USDA ARS PROJECTS
USDA ARS PROJECTS
We are working to meet the goals as outlined in our Mission Statement:
- Enhance Grain Quality
- Determine major genes that account for significant variation
of end-use quality including those that affect preharvest
sprouting.
- Elucidate the environmental, genetic, biochemical and
molecular basis of wheat quality considering both domestic and foreign
utilization.
- Assess end-use quality of experimental wheat lines to support
release of superior wheat cultivars.
- Improve Environmental Stress
Tolerance
- Develop and characterize special genetic stocks,
near-isogenic lines (NILs), for important traits that affect
environmental stress tolerance and adaptation to specific agricultural
environments.
- Complete breeding of NILs for environmental stress traits for
each of the major Pacific Northwest (PNW) wheat market classes.
- Identify genes that account for significant genetic
differences in environmental stress tolerance.
- Improve Disease Control and Reduce Reliance on Pesticides
- Determine and exploit new information on the epidemiological,
morphological, cytological, and genetical characteristics of rust
resistance to improve disease control.
- Combine resistance to Cephalosporium stripe, strawbreaker
foot rot, stripe rust, leaf rust and other diseases in wheat genotypes.
- Determine morphological, cytological and genetic resistance
of barley stripe rust.
- Use genetic diversity for disease resistance to obtain
durable resistance to critical diseases of the PNW.
- Enhance Wheat Germplasm Using Innovative Methods
- Develop the use of gene-specific primers in the polymerase
chain reaction to identify DNA polymorphisms including use of
minisatellite DNA among wheat genotypes for mapping and tagging of
desired traits.
- Use DNA hybridization and RFLP markers to tag, map and
transfer genes for disease resistance and winter hardiness.
- Develop and Improve Integrated Systems for Sustainable Wheat Production
- Develop an expert system for integrated, sustainable
management of disease, insect, and environmental stress in wheat that is
economically and environmentally viable.
- Reduce need for chemical control of weeds by developing
wheats that compete well with weeds. Desired traits will be rapid
growth, high biomass, and dense canopy traits.
- Reduce soil erosion by developing wheats for early seeding
that are genetically resistant to diseases associated with early
seeding, and that emerge and establish stands rapidly.
Current Program:
This unit focuses on many aspects of PNW wheat production and
utilization. The majority of
PNW wheats are white and tend to be vulnerable to preharvest sprouting,
soilborne foliar diseases and cold injury. Unique to the research
program is the enhancement of germplasm for club wheats, which are in
high demand for export.

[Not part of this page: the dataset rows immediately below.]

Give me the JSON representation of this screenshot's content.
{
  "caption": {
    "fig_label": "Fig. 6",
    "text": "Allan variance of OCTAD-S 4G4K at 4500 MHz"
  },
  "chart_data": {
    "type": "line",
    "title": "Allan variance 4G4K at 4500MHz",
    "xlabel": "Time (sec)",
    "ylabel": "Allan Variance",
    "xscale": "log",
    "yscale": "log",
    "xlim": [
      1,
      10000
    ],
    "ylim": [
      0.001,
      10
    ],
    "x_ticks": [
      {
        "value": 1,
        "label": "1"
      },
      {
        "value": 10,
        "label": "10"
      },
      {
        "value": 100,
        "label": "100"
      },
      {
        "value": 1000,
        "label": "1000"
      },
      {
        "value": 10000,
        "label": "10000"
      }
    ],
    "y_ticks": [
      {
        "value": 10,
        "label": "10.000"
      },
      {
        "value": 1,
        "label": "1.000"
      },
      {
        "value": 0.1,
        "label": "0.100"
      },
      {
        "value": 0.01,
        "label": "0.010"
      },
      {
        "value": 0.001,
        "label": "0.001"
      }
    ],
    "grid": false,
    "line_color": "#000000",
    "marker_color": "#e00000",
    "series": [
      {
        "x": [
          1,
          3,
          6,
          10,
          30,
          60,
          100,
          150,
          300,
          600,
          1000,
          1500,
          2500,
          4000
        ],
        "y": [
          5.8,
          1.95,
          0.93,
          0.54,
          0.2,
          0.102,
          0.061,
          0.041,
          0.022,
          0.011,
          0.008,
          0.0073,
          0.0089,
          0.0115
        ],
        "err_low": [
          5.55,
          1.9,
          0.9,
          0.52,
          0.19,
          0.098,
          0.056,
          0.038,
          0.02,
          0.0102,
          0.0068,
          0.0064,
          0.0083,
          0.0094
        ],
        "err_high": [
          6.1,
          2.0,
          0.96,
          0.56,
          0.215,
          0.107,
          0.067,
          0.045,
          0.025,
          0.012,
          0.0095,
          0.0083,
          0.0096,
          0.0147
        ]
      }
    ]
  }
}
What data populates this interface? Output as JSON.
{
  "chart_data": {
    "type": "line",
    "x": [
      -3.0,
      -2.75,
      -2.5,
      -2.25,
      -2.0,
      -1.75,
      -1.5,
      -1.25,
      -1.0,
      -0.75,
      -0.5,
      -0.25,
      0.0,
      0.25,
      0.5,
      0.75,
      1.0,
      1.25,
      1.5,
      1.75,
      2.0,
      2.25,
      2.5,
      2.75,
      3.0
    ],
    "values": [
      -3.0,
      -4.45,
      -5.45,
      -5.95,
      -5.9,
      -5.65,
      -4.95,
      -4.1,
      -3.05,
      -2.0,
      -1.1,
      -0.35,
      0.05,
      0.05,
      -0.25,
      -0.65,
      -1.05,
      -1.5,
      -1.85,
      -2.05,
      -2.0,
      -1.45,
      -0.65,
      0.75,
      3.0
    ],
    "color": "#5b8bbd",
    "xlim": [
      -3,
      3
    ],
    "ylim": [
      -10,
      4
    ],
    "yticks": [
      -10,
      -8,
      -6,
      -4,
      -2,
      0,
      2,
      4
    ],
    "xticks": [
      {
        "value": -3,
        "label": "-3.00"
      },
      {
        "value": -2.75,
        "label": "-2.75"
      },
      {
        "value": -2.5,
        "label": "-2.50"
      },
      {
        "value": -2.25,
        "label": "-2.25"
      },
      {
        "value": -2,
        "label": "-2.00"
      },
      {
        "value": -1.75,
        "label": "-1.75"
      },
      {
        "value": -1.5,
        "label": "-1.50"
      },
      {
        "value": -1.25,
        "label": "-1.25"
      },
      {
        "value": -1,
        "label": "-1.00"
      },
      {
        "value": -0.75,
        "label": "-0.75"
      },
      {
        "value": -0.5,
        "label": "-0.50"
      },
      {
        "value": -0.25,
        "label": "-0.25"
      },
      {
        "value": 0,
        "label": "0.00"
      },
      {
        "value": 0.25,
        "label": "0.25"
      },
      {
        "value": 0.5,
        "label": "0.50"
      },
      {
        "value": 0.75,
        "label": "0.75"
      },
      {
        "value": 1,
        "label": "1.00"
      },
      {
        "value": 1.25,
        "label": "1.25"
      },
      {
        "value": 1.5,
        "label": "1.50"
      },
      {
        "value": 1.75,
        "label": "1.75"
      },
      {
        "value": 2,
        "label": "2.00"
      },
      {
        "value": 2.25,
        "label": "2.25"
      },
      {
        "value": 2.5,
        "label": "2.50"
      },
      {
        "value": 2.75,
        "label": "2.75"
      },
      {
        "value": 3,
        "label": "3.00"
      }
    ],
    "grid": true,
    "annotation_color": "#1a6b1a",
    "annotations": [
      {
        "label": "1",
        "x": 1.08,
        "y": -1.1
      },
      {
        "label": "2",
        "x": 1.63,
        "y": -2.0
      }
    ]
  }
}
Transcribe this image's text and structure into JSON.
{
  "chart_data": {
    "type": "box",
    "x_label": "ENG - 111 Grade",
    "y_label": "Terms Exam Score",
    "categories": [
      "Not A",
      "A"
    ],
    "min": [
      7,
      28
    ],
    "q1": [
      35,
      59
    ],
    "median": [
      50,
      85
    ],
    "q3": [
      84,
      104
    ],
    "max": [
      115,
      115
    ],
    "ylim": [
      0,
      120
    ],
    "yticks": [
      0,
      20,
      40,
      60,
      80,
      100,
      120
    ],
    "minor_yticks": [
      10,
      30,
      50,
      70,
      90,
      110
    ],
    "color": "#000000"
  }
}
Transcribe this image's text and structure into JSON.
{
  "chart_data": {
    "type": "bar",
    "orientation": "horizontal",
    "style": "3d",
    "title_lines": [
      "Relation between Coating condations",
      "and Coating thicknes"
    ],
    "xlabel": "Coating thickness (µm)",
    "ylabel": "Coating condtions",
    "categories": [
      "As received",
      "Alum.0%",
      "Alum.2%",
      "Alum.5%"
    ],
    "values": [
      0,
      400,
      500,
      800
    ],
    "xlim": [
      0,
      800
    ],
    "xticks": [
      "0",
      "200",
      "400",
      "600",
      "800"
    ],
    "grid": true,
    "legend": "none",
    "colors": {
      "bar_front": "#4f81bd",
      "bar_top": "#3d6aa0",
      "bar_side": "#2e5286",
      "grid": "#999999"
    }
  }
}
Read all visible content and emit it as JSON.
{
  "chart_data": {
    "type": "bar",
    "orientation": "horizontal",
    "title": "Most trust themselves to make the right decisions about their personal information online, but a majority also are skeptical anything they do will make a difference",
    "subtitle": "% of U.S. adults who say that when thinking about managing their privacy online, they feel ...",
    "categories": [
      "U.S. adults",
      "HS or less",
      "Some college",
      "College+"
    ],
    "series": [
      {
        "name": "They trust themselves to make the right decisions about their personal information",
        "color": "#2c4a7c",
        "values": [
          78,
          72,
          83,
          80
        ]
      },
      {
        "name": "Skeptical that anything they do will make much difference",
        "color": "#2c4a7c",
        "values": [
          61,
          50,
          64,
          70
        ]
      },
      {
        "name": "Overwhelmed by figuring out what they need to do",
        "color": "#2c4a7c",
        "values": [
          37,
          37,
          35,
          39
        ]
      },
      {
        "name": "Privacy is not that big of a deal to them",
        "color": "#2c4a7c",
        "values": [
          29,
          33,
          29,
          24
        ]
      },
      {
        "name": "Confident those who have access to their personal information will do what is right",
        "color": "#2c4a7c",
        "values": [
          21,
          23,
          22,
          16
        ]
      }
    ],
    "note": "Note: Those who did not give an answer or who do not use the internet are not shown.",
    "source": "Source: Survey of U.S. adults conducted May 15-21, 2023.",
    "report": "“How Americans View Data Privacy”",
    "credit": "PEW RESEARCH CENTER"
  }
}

Our unit scientists have a rare combination of
skills that enable us to act as a multi-disciplinary team working on
germplasm enhancement and improvement of grain quality.
Kimberly G. Campbell----Research Geneticist
Xianming Chen-----------Research Plant Pathologist
Craig F. Morris---------Supervisory Research Cereal Chemist and Director
of the Western Wheat Quality Laboratory
Daniel Z. Skinner-------Research Leader and Research Plant Pathologist
Camille M. Steber-------Research Molecular Geneticist
Robert E. Allan---------Research Geneticist (Retired-Collaborator)
Roland F. Line----------Research Plant Pathologist (Retired-Collaborator)
Program Impact
Cultivars developed by this unit with strawbreaker foot rot
resistance and multilines with stable resistance to stripe and leaf rust
account for 65% of U.S. club wheat production. In 1994 the cultivar
Madsen, developed by R.E. Allan, was the most widely
grown cultivar in Washington. R.E. Allan has compiled databases and developed special
genetic stocks (NILs) for many genetic traits (genes affecting
coldhardiness, vernalization, grain dormancy, photoperiod response,
grain hardiness, soft wheat quality, plant stature, seedling vigor, and
resistance to several pathogens). Molecular markers linked to foot rot
resistance and adaptation to reduced tillage have been identified and
incorporated into breeding programs. These genetic stocks are now being
exploited by C.F. Morris and Dan Skinner in efforts to tag
grain quality and winter hardiness genes. Dr. Chen is the only scientist in the western
USA working on rusts and smuts, even though the rusts are the most important
wheat diseases in the region and the smuts affect the wheat export
market. R.F. Line has compiled data on
the characteristics of genes for specific and non-specific resistances to
stripe and leaf rusts, as well as for epidemiological and control of rusts.
Using this data, R.F. Line has developed a computerized, expert advisory
system to manage rusts and other wheat diseases called MoreCrop. (Information on MoreCrop and how to download the software can be obtained from this link.) The
Western Wheat Quality Laboratory, directed by C.F. Morris, assesses wheat quality and determines wheat and flour requirements for domestic and foreign uses of wheat. The Quality Laboratory has cooperated in the development of nearly every Pacific Northwest wheat cultivar since the founding of the lab in the late 1940's.